Introduction: Cardiotoxicity is one of the leading causes of compound attrition during drug development. Most in vitro screening platforms aim at detecting acute cardio-electrophysiological changes and drug-induced chronic functional alterations are often not studied in the early stage of drug development. Therefore, we developed an assay using human-induced pluripotent stem cell-derived cardiomyocytes (hiPSC-CMs) that evaluates both drug-induced acute and delayed electrophysiological and cytotoxic effects of reference compounds with clinically known cardiac outcomes. Methods: hiPSC-CMs were seeded in 48-well multielectrode array (MEA) plates and were treated with four doses of reference compounds (covering and exceeding clinical free plasma peak concentrations -fC_max values) and MEA recordings were conducted for 4 days.
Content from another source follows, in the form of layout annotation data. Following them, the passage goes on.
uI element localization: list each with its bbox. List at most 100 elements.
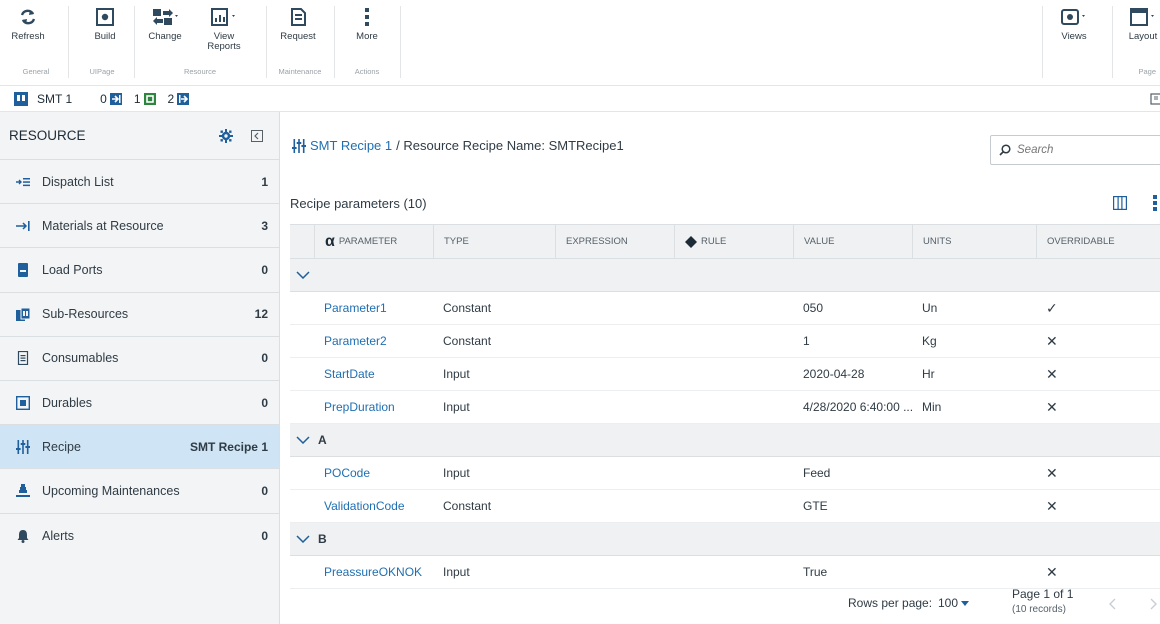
materials-icon [16, 220, 30, 232]
sidebar-item-count: 0 [261, 262, 268, 277]
resource-strip: SMT 1 0 1 2 [0, 86, 1160, 112]
group-row[interactable] [290, 259, 1160, 292]
group-separator [334, 6, 335, 78]
table-row[interactable]: StartDate Input 2020-04-28 Hr ✕ [290, 358, 1160, 391]
state-count-process: 1 [133, 91, 141, 106]
sidebar-item-materials[interactable]: Materials at Resource 3 [0, 204, 279, 249]
sidebar-item-count: 12 [254, 307, 268, 322]
group-separator [266, 6, 267, 78]
gear-icon[interactable] [219, 129, 233, 143]
table-row[interactable]: PreassureOKNOK Input True ✕ [290, 556, 1160, 589]
sidebar-item-label: Recipe [42, 439, 81, 454]
group-name: A [318, 433, 327, 447]
next-page-icon[interactable] [1150, 598, 1158, 610]
rule-diamond-icon [685, 235, 697, 248]
rows-per-page-select[interactable]: 100 [938, 596, 970, 610]
records-count: (10 records) [1012, 604, 1066, 615]
refresh-button[interactable]: Refresh [10, 6, 46, 42]
group-label-general: General [22, 67, 50, 76]
load-ports-icon [16, 262, 30, 277]
column-header-units[interactable]: UNITS [912, 225, 1036, 258]
more-button[interactable]: More [350, 6, 384, 42]
parameter-link[interactable]: Parameter2 [314, 334, 433, 348]
sidebar-item-alerts[interactable]: Alerts 0 [0, 514, 279, 558]
collapse-panel-icon[interactable] [251, 130, 263, 142]
table-more-icon[interactable] [1152, 195, 1158, 211]
type-cell: Input [443, 565, 470, 579]
state-out-icon[interactable] [177, 92, 190, 105]
sidebar-title: RESOURCE [9, 128, 86, 143]
column-header-parameter[interactable]: α PARAMETER [314, 225, 433, 258]
breadcrumb-detail: / Resource Recipe Name: SMTRecipe1 [396, 138, 624, 153]
request-icon [291, 8, 306, 26]
prev-page-icon[interactable] [1108, 598, 1116, 610]
sidebar-item-upcoming-maintenances[interactable]: Upcoming Maintenances 0 [0, 469, 279, 514]
parameter-link[interactable]: StartDate [314, 367, 433, 381]
sidebar-item-label: Load Ports [42, 262, 103, 277]
sidebar-item-durables[interactable]: Durables 0 [0, 381, 279, 426]
parameter-link[interactable]: POCode [314, 466, 433, 480]
column-header-expression[interactable]: EXPRESSION [555, 225, 674, 258]
sidebar-item-recipe[interactable]: Recipe SMT Recipe 1 [0, 425, 279, 470]
expand-icon[interactable] [1150, 93, 1160, 105]
search-box[interactable] [990, 135, 1160, 165]
parameter-link[interactable]: PrepDuration [314, 400, 433, 414]
refresh-label: Refresh [11, 31, 45, 42]
sidebar-item-count: 0 [261, 483, 268, 498]
group-separator [1112, 6, 1113, 78]
more-icon [365, 8, 369, 26]
request-button[interactable]: Request [278, 6, 318, 42]
view-reports-button[interactable]: View Reports [203, 6, 245, 52]
sidebar-item-count: 0 [261, 395, 268, 410]
overridable-cross-icon: ✕ [1046, 497, 1058, 514]
value-cell: GTE [803, 499, 828, 513]
group-label-resource: Resource [183, 67, 217, 76]
dispatch-list-icon [16, 176, 30, 188]
sidebar-item-dispatch-list[interactable]: Dispatch List 1 [0, 160, 279, 205]
breadcrumb-recipe-link[interactable]: SMT Recipe 1 [310, 138, 392, 153]
build-button[interactable]: Build [88, 6, 122, 42]
sub-resources-icon [16, 307, 30, 321]
state-in-icon[interactable] [109, 92, 122, 105]
table-header: α PARAMETER TYPE EXPRESSION RULE VALUE U… [290, 224, 1160, 259]
change-button[interactable]: Change [144, 6, 186, 42]
group-label-page: Page [1138, 67, 1156, 76]
sidebar-item-count: 3 [261, 218, 268, 233]
columns-icon[interactable] [1113, 196, 1127, 210]
column-header-overridable[interactable]: OVERRIDABLE [1036, 225, 1160, 258]
group-separator [1042, 6, 1043, 78]
ribbon-toolbar: Refresh Build Change View Reports Reques… [0, 0, 1160, 86]
table-row[interactable]: POCode Input Feed ✕ [290, 457, 1160, 490]
table-row[interactable]: Parameter1 Constant 050 Un ✓ [290, 292, 1160, 325]
maintenance-icon [16, 483, 30, 498]
views-button[interactable]: Views [1055, 6, 1093, 42]
parameter-link[interactable]: PreassureOKNOK [314, 565, 433, 579]
alerts-icon [16, 529, 30, 543]
sidebar-item-sub-resources[interactable]: Sub-Resources 12 [0, 293, 279, 337]
type-cell: Input [443, 400, 470, 414]
parameter-link[interactable]: ValidationCode [314, 499, 433, 513]
table-row[interactable]: Parameter2 Constant 1 Kg ✕ [290, 325, 1160, 358]
search-input[interactable] [1017, 144, 1137, 156]
column-header-type[interactable]: TYPE [433, 225, 555, 258]
table-title: Recipe parameters (10) [290, 196, 427, 211]
resource-name[interactable]: SMT 1 [37, 92, 72, 106]
state-process-icon[interactable] [143, 92, 156, 105]
parameter-link[interactable]: Parameter1 [314, 301, 433, 315]
chevron-down-icon [296, 271, 310, 279]
views-icon [1061, 9, 1085, 25]
table-row[interactable]: PrepDuration Input 4/28/2020 6:40:00 ...… [290, 391, 1160, 424]
value-cell: 1 [803, 334, 810, 348]
layout-button[interactable]: Layout [1126, 6, 1160, 42]
column-header-rule[interactable]: RULE [674, 225, 793, 258]
units-cell: Kg [922, 334, 937, 348]
group-row[interactable]: B [290, 523, 1160, 556]
breadcrumb: SMT Recipe 1 / Resource Recipe Name: SMT… [292, 138, 624, 153]
sidebar-item-consumables[interactable]: Consumables 0 [0, 337, 279, 381]
group-row[interactable]: A [290, 424, 1160, 457]
overridable-cross-icon: ✕ [1046, 398, 1058, 415]
type-cell: Constant [443, 334, 492, 348]
column-header-value[interactable]: VALUE [793, 225, 912, 258]
table-row[interactable]: ValidationCode Constant GTE ✕ [290, 490, 1160, 523]
sidebar-item-load-ports[interactable]: Load Ports 0 [0, 248, 279, 293]
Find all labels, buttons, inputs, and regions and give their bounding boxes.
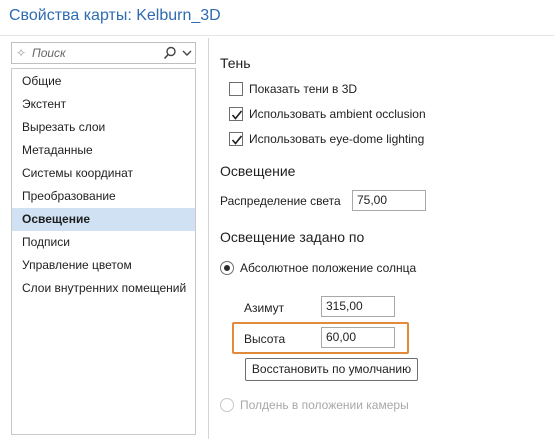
title-bar: Свойства карты: Kelburn_3D [0,0,554,36]
ambient-occlusion-checkbox[interactable] [229,107,243,121]
lighting-heading: Освещение [220,163,296,179]
window-title: Свойства карты: Kelburn_3D [9,7,221,24]
light-distribution-label: Распределение света [220,194,341,208]
ambient-occlusion-label: Использовать ambient occlusion [249,107,426,121]
eye-dome-lighting-checkbox[interactable] [229,132,243,146]
absolute-sun-position-label: Абсолютное положение солнца [240,261,417,275]
shadow-heading: Тень [220,55,251,71]
sidebar-item-extent[interactable]: Экстент [12,93,195,116]
noon-at-camera-radio[interactable] [220,398,234,412]
checkmark-icon [231,135,243,145]
azimuth-label: Азимут [244,301,285,315]
checkmark-icon [231,110,243,120]
sidebar-item-color-management[interactable]: Управление цветом [12,254,195,277]
lighting-by-heading: Освещение задано по [220,229,365,245]
magic-wand-icon: ✧ [16,46,27,60]
sidebar-item-indoor-layers[interactable]: Слои внутренних помещений [12,277,195,300]
show-shadows-label: Показать тени в 3D [249,82,358,96]
search-icon[interactable] [162,45,178,61]
reset-defaults-button[interactable]: Восстановить по умолчанию [245,358,418,381]
pane-divider[interactable] [208,38,209,439]
chevron-down-icon[interactable] [180,45,194,61]
sidebar-item-illumination[interactable]: Освещение [12,208,195,231]
search-box[interactable]: ✧ [11,42,196,64]
altitude-input[interactable]: 60,00 [321,327,395,348]
sidebar-item-transformation[interactable]: Преобразование [12,185,195,208]
sidebar-item-general[interactable]: Общие [12,70,195,93]
sidebar-item-metadata[interactable]: Метаданные [12,139,195,162]
sidebar-nav: Общие Экстент Вырезать слои Метаданные С… [11,68,196,435]
search-input[interactable] [32,44,162,62]
show-shadows-checkbox[interactable] [229,82,243,96]
light-distribution-input[interactable]: 75,00 [352,190,426,211]
sidebar-item-labels[interactable]: Подписи [12,231,195,254]
noon-at-camera-label: Полдень в положении камеры [240,398,409,412]
azimuth-input[interactable]: 315,00 [321,296,395,317]
sidebar-item-clip-layers[interactable]: Вырезать слои [12,116,195,139]
sidebar-item-coordinate-systems[interactable]: Системы координат [12,162,195,185]
eye-dome-lighting-label: Использовать eye-dome lighting [249,132,425,146]
altitude-label: Высота [244,332,286,346]
absolute-sun-position-radio[interactable] [220,261,234,275]
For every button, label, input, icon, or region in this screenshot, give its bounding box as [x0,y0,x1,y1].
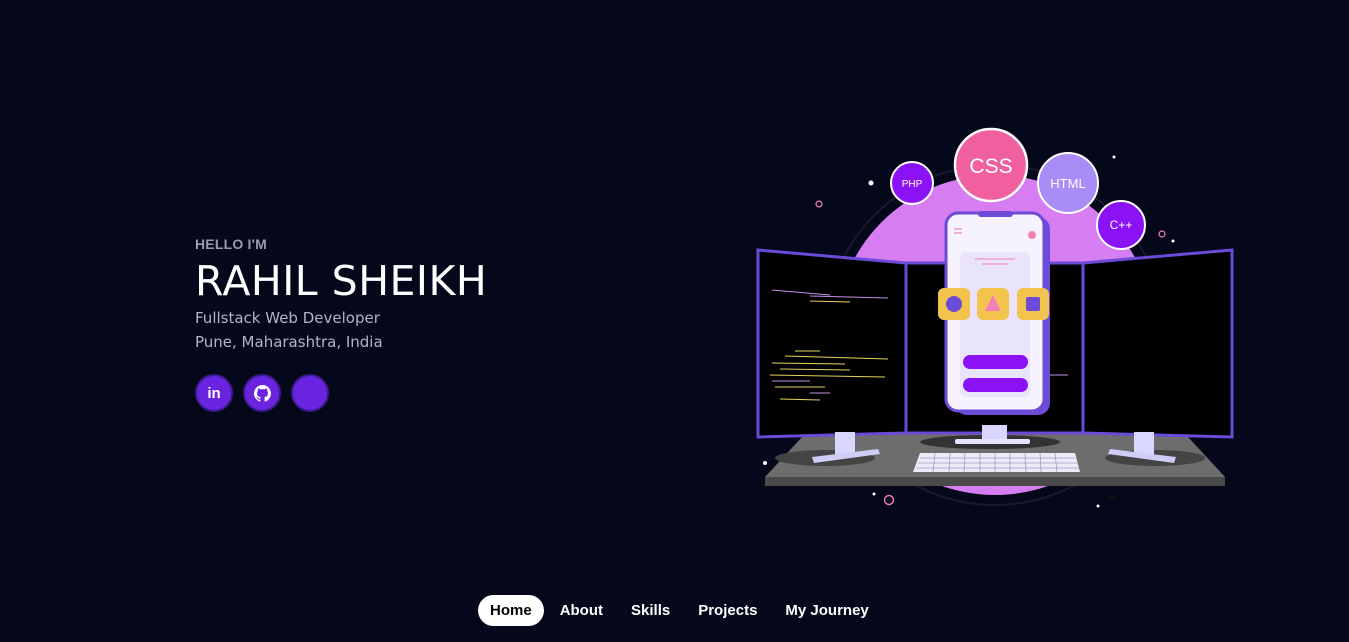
nav-projects[interactable]: Projects [686,595,769,626]
nav-home[interactable]: Home [478,595,544,626]
hero-location: Pune, Maharashtra, India [195,333,383,351]
keyboard [913,452,1080,473]
svg-text:C++: C++ [1110,218,1133,232]
svg-text:CSS: CSS [969,155,1012,178]
hero-greeting: HELLO I'M [195,236,268,252]
hero-intro: HELLO I'M RAHIL SHEIKH Fullstack Web Dev… [195,236,487,412]
social-links: in [195,374,487,412]
php-bubble: PHP [890,161,934,205]
extra-social-button[interactable] [291,374,329,412]
hero-name: RAHIL SHEIKH [195,257,488,305]
phone-mockup [938,211,1050,415]
linkedin-icon: in [207,384,221,402]
svg-text:PHP: PHP [902,179,923,190]
svg-text:HTML: HTML [1050,176,1085,191]
hero-illustration: PHP CSS HTML C++ [750,125,1240,515]
left-monitor [756,248,908,439]
github-button[interactable] [243,374,281,412]
nav-my-journey[interactable]: My Journey [773,595,880,626]
bottom-nav: Home About Skills Projects My Journey [478,595,881,626]
right-monitor [1081,248,1234,439]
developer-workstation-illustration: PHP CSS HTML C++ [756,127,1234,508]
github-icon [253,384,271,402]
css-bubble: CSS [953,127,1029,203]
nav-skills[interactable]: Skills [619,595,682,626]
nav-about[interactable]: About [548,595,615,626]
page: HELLO I'M RAHIL SHEIKH Fullstack Web Dev… [0,0,1349,642]
cpp-bubble: C++ [1096,200,1146,250]
hero-role: Fullstack Web Developer [195,309,380,327]
linkedin-button[interactable]: in [195,374,233,412]
html-bubble: HTML [1037,152,1099,214]
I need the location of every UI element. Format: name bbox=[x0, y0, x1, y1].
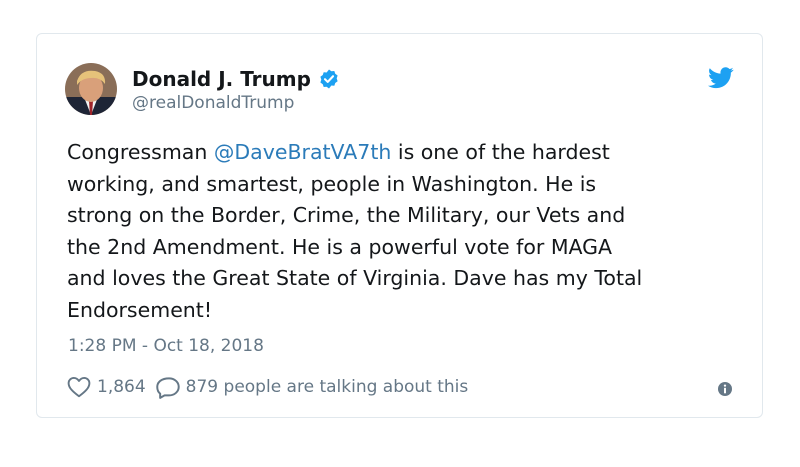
heart-icon[interactable] bbox=[67, 376, 91, 398]
text-segment: Congressman bbox=[67, 140, 214, 164]
author-handle[interactable]: @realDonaldTrump bbox=[132, 93, 294, 113]
tweet-timestamp[interactable]: 1:28 PM - Oct 18, 2018 bbox=[68, 336, 264, 356]
author-row: Donald J. Trump bbox=[132, 65, 340, 93]
twitter-bird-icon[interactable] bbox=[708, 67, 734, 89]
avatar-photo bbox=[65, 63, 117, 115]
avatar[interactable] bbox=[65, 63, 117, 115]
verified-badge-icon bbox=[320, 69, 338, 89]
tweet-text-line: Endorsement! bbox=[67, 297, 213, 322]
author-name[interactable]: Donald J. Trump bbox=[132, 67, 311, 91]
tweet-card[interactable]: Donald J. Trump @realDonaldTrump Congres… bbox=[36, 33, 763, 418]
info-icon[interactable] bbox=[717, 381, 733, 397]
tweet-text-line: working, and smartest, people in Washing… bbox=[67, 171, 597, 196]
tweet-text-line: Congressman @DaveBratVA7th is one of the… bbox=[67, 137, 757, 169]
tweet-text-line: and loves the Great State of Virginia. D… bbox=[67, 266, 643, 290]
tweet-actions: 1,864 879 people are talking about this bbox=[67, 373, 468, 401]
tweet-text: Congressman @DaveBratVA7th is one of the… bbox=[67, 137, 757, 326]
tweet-text-line: strong on the Border, Crime, the Militar… bbox=[67, 203, 626, 227]
conversation-count[interactable]: 879 people are talking about this bbox=[186, 377, 469, 397]
speech-bubble-icon[interactable] bbox=[155, 376, 181, 399]
tweet-text-line: the 2nd Amendment. He is a powerful vote… bbox=[67, 234, 613, 259]
mention-link[interactable]: @DaveBratVA7th bbox=[214, 140, 392, 164]
like-count[interactable]: 1,864 bbox=[97, 377, 146, 397]
text-segment: is one of the hardest bbox=[391, 140, 610, 164]
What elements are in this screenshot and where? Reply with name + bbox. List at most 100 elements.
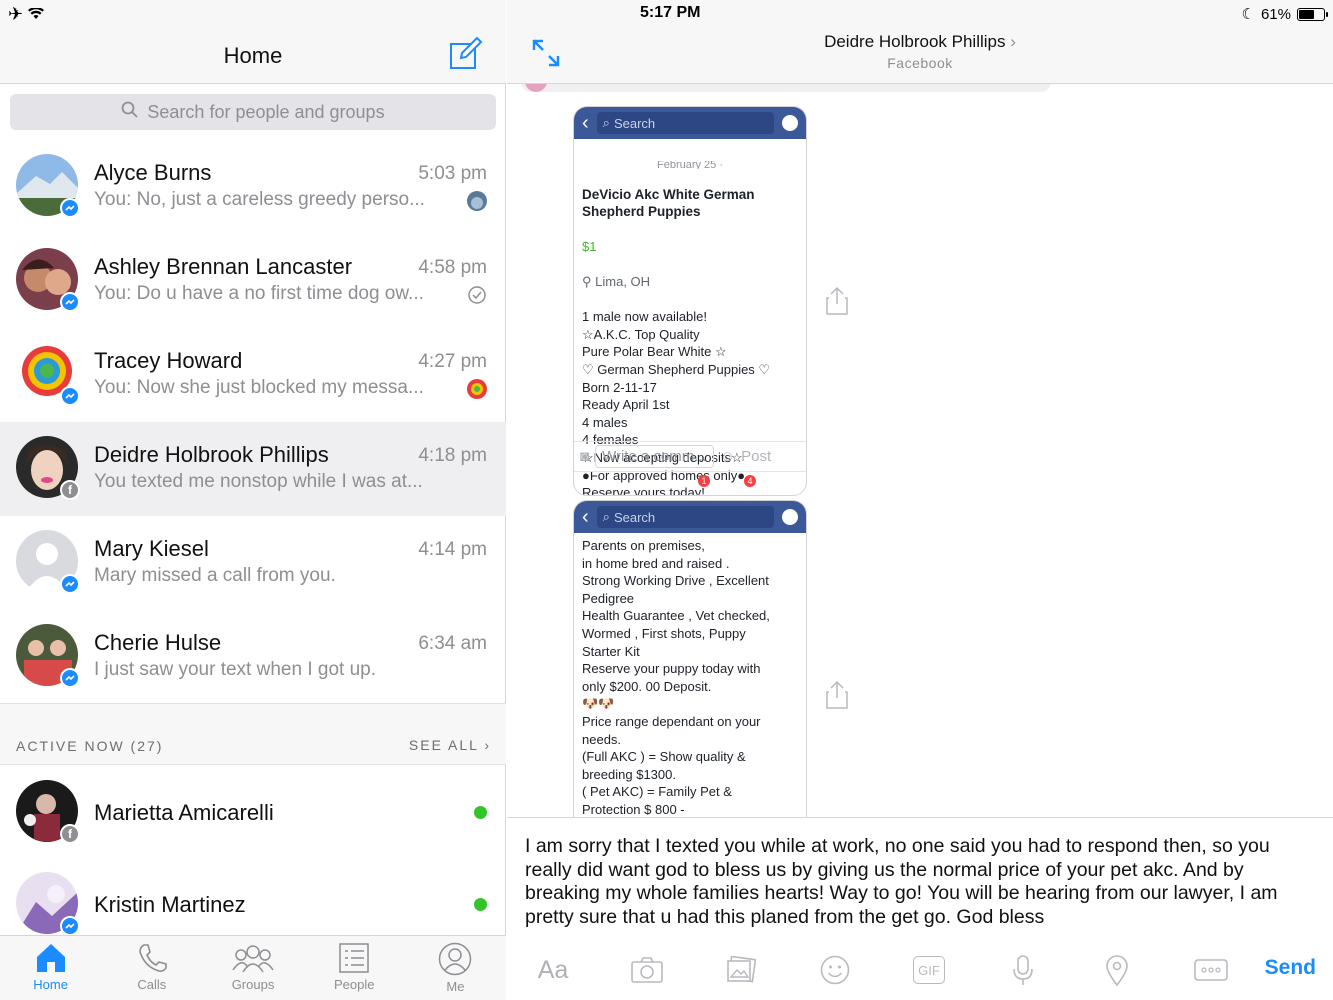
delivered-check-icon	[467, 285, 487, 305]
gif-button[interactable]: GIF	[911, 952, 947, 988]
gallery-button[interactable]	[723, 952, 759, 988]
online-indicator	[474, 806, 487, 819]
message-time: 4:58 pm	[418, 257, 487, 278]
notification-count: 4	[744, 475, 756, 487]
messenger-badge-icon	[60, 916, 80, 936]
message-preview: You: Now she just blocked my messa...	[94, 377, 424, 398]
image-message[interactable]: ‹ ⌕ Search Parents on premises, in home b…	[573, 500, 807, 817]
contact-name: Ashley Brennan Lancaster	[94, 254, 353, 279]
conversation-row-mary-kiesel[interactable]: Mary Kiesel 4:14 pm Mary missed a call f…	[0, 516, 506, 610]
send-button[interactable]: Send	[1265, 956, 1316, 980]
camera-icon	[631, 957, 663, 983]
messenger-badge-icon	[60, 386, 80, 406]
fb-search-box: ⌕ Search	[596, 506, 774, 528]
tab-home[interactable]: Home	[0, 936, 101, 1000]
location-pin-icon: ⚲	[582, 273, 592, 289]
smiley-icon	[820, 955, 850, 985]
chevron-right-icon: ›	[484, 737, 491, 753]
back-chevron-icon: ‹	[582, 111, 589, 134]
tab-label: Groups	[231, 977, 275, 992]
facebook-badge-icon: f	[60, 480, 80, 500]
more-button[interactable]	[1193, 952, 1229, 988]
message-time: 4:14 pm	[418, 539, 487, 560]
phone-icon	[138, 944, 167, 972]
voice-button[interactable]	[1005, 952, 1041, 988]
message-time: 5:03 pm	[418, 163, 487, 184]
online-indicator	[474, 898, 487, 911]
seen-avatar-icon	[467, 379, 487, 399]
emoji-icon: ☺	[719, 448, 736, 465]
listing-price: $1	[582, 238, 597, 254]
chevron-right-icon: ›	[1010, 32, 1016, 51]
tab-label: Home	[33, 977, 68, 992]
moon-icon: ☾	[1241, 6, 1255, 23]
tab-me[interactable]: Me	[405, 936, 506, 1000]
previous-message-edge	[521, 84, 1051, 92]
search-icon: ⌕	[602, 115, 610, 130]
message-preview: I just saw your text when I got up.	[94, 659, 376, 680]
contact-name: Marietta Amicarelli	[94, 800, 274, 825]
conversation-row-alyce-burns[interactable]: Alyce Burns 5:03 pm You: No, just a care…	[0, 140, 506, 234]
facebook-nav-bar: ‹ ⌕ Search	[574, 107, 806, 139]
emoji-button[interactable]	[817, 952, 853, 988]
messenger-badge-icon	[60, 292, 80, 312]
comment-placeholder: Write a comm...	[595, 445, 714, 468]
tab-label: Calls	[137, 977, 167, 992]
page-title: Home	[223, 43, 283, 68]
message-time: 6:34 am	[418, 633, 487, 654]
message-preview: You texted me nonstop while I was at...	[94, 471, 423, 492]
text-style-label: Aa	[537, 955, 569, 984]
tab-people[interactable]: People	[304, 936, 405, 1000]
listing-description: Parents on premises, in home bred and ra…	[582, 538, 770, 817]
location-button[interactable]	[1099, 952, 1135, 988]
messenger-badge-icon	[60, 198, 80, 218]
active-contact-marietta-amicarelli[interactable]: f Marietta Amicarelli	[0, 766, 506, 858]
post-date: February 25 ·	[656, 160, 724, 169]
search-icon: ⌕	[602, 509, 610, 524]
see-all-label: SEE ALL	[408, 737, 479, 753]
share-icon[interactable]	[825, 680, 849, 710]
messenger-badge-icon	[60, 668, 80, 688]
tab-label: Me	[446, 979, 465, 994]
battery-icon	[1297, 7, 1328, 21]
status-right: ☾ 61%	[1241, 5, 1328, 23]
conversation-row-ashley-brennan-lancaster[interactable]: Ashley Brennan Lancaster 4:58 pm You: Do…	[0, 234, 506, 328]
tab-groups[interactable]: Groups	[202, 936, 303, 1000]
message-thread[interactable]: ‹ ⌕ Search February 25 · DeVicio Akc Whit…	[507, 84, 1333, 817]
people-list-icon	[339, 943, 369, 973]
conversation-row-tracey-howard[interactable]: Tracey Howard 4:27 pm You: Now she just …	[0, 328, 506, 422]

Functional-electrophysiological (field-potentials) and viability (impedance) parameters were recorded with a MEA machine. Results: To assess this platform, we tested tyrosine-kinase inhibitors with high-cardiac risk profile (sunitinib, vandetanib and nilotinib) and low-cardiac risk (erlotinib), as well as known classic cardiac toxic drugs (doxorubicin and BMS-986094), ion-channel trafficking inhibitors (pentamidine, probucol and arsenic trioxide) and compounds without known clinical cardiotoxicity (amoxicillin, cetirizine, captopril and aspirin). By evaluating the effects of these compounds on MEA parameters, the assay was mostly able to recapitulate different drug-induced cardiotoxicities, represented by a prolongation of the field potential, changes in beating rate and presence of arrhythmic events in acute (<2 h) or delayed phase ≥24 h, and/or reduction of impedance during the delayed phase (≥24 h). Furthermore, a few reference compounds were tested in hiPSC-CMs using fluorescence- and luminescence-based plate reader assays, confirming the presence or absence of cytotoxic effects, linked to changes of the impedance parameters measured in the MEA assay. Of note, some cardiotoxic effects could not be identified at acute time points (<2 h) but were clearly detected after 24 h, reinforcing the importance of chronic drug evaluation. Discussion: In conclusion, the evaluation of chronic drug-induced cardiotoxicity using a hiPSC-CMs in vitro assay can contribute to the early de-risking of compounds and help optimize the drug development process.

Keywords: arrhythmias; cytotoxicity; drug-induced cardiotoxicity; hiPSC-CMs; in vitro assay; multielectrode arrays (MEA); risk prediction.